Time Shift Property of The Laplace Transform

$$\bbox[10px,border:1px solid grey]{\mathcal{L}[\cos w t]=\frac{1}{2}\left(\frac{1}{s-j \omega}+\frac{1}{s+j \omega}\right)=\frac{s}{s^{2}+\omega^{2}} }\tag{A}$$
If $ F(s) $ is the Laplace transform of $ f(t) $, then
$$\begin{array}{r}\mathcal{L}[f(t-a) u(t-a)]=\int_{0}^{\infty} f(t-a) u(t-a) e^{-s t} d t \\a \geq 0\end{array}$$
But $ u(t-a)=0 $ for $ t < a $ and $ u(t-a)=1 $ for $ t > a $. Hence, $$\mathcal{L}[f(t-a) u(t-a)]=\int_{a}^{\infty} f(t-a) e^{-s t} d t$$ If we let $ x=t-a $, then $ d x=d t $ and $ t=x+a $. As $ t \rightarrow a, x \rightarrow 0 $ and as $ t \rightarrow \infty, x \rightarrow \infty $. Thus,
$$\begin{aligned}\mathcal{L}[f(t-a) u(t-a)] &=\int_{0}^{\infty} f(x) e^{-s(x+a)} d x \\&=e^{-a s} \int_{0}^{\infty} f(x) e^{-s x} d x=e^{-a s} F(s)\end{aligned}$$
$$\bbox[10px,border:1px solid grey]{\mathcal{L}[f(t-a) u(t-a)]=e^{-a s} F(s)} \tag{1}$$
In other words, if a function is delayed in time by $ a $, the result in the $ s $ domain is multiplying the Laplace transform of the function (without the delay) by $ e^{-a s} $. This is called the time-delay or time-shift property of the Laplace transform.

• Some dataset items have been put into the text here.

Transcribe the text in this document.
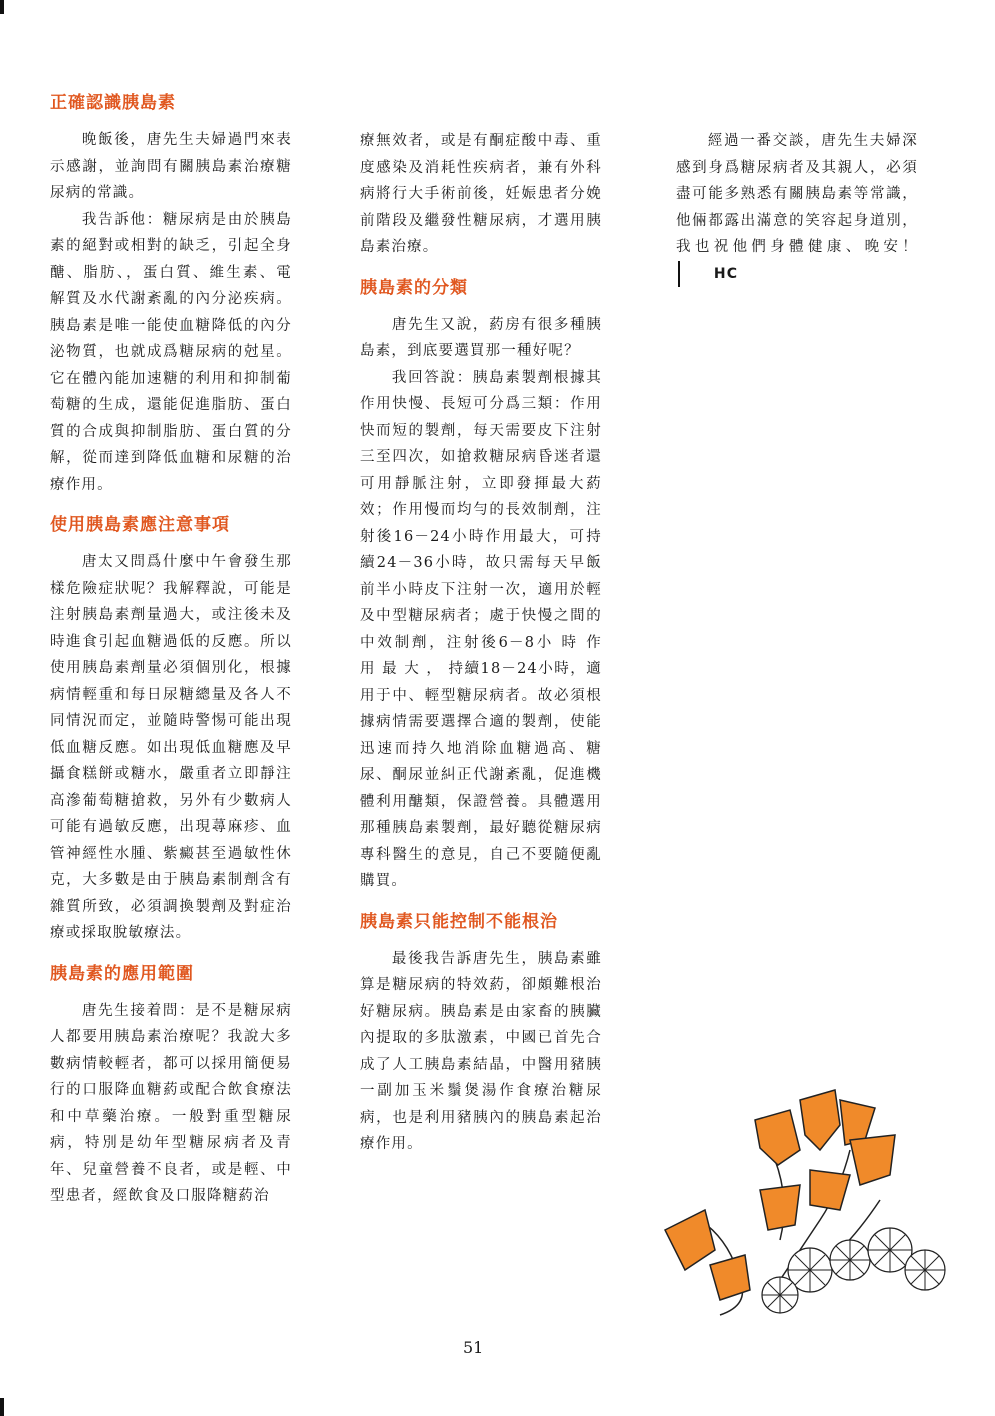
正確認識胰島素

晚飯後，唐先生夫婦過門來表示感謝，並詢問有關胰島素治療糖尿病的常識。

我告訴他：糖尿病是由於胰島素的絕對或相對的缺乏，引起全身醣、脂肪、，蛋白質、維生素、電解質及水代謝紊亂的內分泌疾病。胰島素是唯一能使血糖降低的內分泌物質，也就成爲糖尿病的尅星。它在體內能加速糖的利用和抑制葡萄糖的生成，還能促進脂肪、蛋白質的合成與抑制脂肪、蛋白質的分解，從而達到降低血糖和尿糖的治療作用。

使用胰島素應注意事項

唐太又問爲什麼中午會發生那樣危險症狀呢？我解釋說，可能是注射胰島素劑量過大，或注後未及時進食引起血糖過低的反應。所以使用胰島素劑量必須個別化，根據病情輕重和每日尿糖總量及各人不同情況而定，並隨時警惕可能出現低血糖反應。如出現低血糖應及早攝食糕餅或糖水，嚴重者立即靜注高滲葡萄糖搶救，另外有少數病人可能有過敏反應，出現蕁麻疹、血管神經性水腫、紫癜甚至過敏性休克，大多數是由于胰島素制劑含有雜質所致，必須調換製劑及對症治療或採取脫敏療法。

胰島素的應用範圍

唐先生接着問：是不是糖尿病人都要用胰島素治療呢？我說大多數病情較輕者，都可以採用簡便易行的口服降血糖葯或配合飲食療法和中草藥治療。一般對重型糖尿病，特別是幼年型糖尿病者及青年、兒童營養不良者，或是輕、中型患者，經飲食及口服降糖葯治

療無效者，或是有酮症酸中毒、重度感染及消耗性疾病者，兼有外科病將行大手術前後，妊娠患者分娩前階段及繼發性糖尿病，才選用胰島素治療。

胰島素的分類

唐先生又說，葯房有很多種胰島素，到底要選買那一種好呢？

我回答說：胰島素製劑根據其作用快慢、長短可分爲三類：作用快而短的製劑，每天需要皮下注射三至四次，如搶救糖尿病昏迷者還可用靜脈注射，立即發揮最大葯效；作用慢而均勻的長效制劑，注射後16－24小時作用最大，可持續24－36小時，故只需每天早飯前半小時皮下注射一次，適用於輕及中型糖尿病者；處于快慢之間的中效制劑，注射後6－8小 時 作 用 最 大 ， 持續18－24小時，適用于中、輕型糖尿病者。故必須根據病情需要選擇合適的製劑，使能迅速而持久地消除血糖過高、糖尿、酮尿並糾正代謝紊亂，促進機體利用醣類，保證營養。具體選用那種胰島素製劑，最好聽從糖尿病專科醫生的意見，自己不要隨便亂購買。

胰島素只能控制不能根治

最後我告訴唐先生，胰島素雖算是糖尿病的特效葯，卻頗難根治好糖尿病。胰島素是由家畜的胰臟內提取的多肽激素，中國已首先合成了人工胰島素結晶，中醫用豬胰一副加玉米鬚煲湯作食療治糖尿病，也是利用豬胰內的胰島素起治療作用。

經過一番交談，唐先生夫婦深感到身爲糖尿病者及其親人，必須盡可能多熟悉有關胰島素等常識，他倆都露出滿意的笑容起身道別，我也祝他們身體健康、晚安！HC

51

As an example, we know from Eq. (A) that
$$\mathcal{L}[\cos \omega t]=\frac{s}{s^{2}+\omega^{2}}$$
Using the time-shift property in Eq. (1),
$$\mathcal{L}[\cos \omega(t-a) u(t-a)]=e^{-a s} \frac{s}{s^{2}+\omega^{2}}$$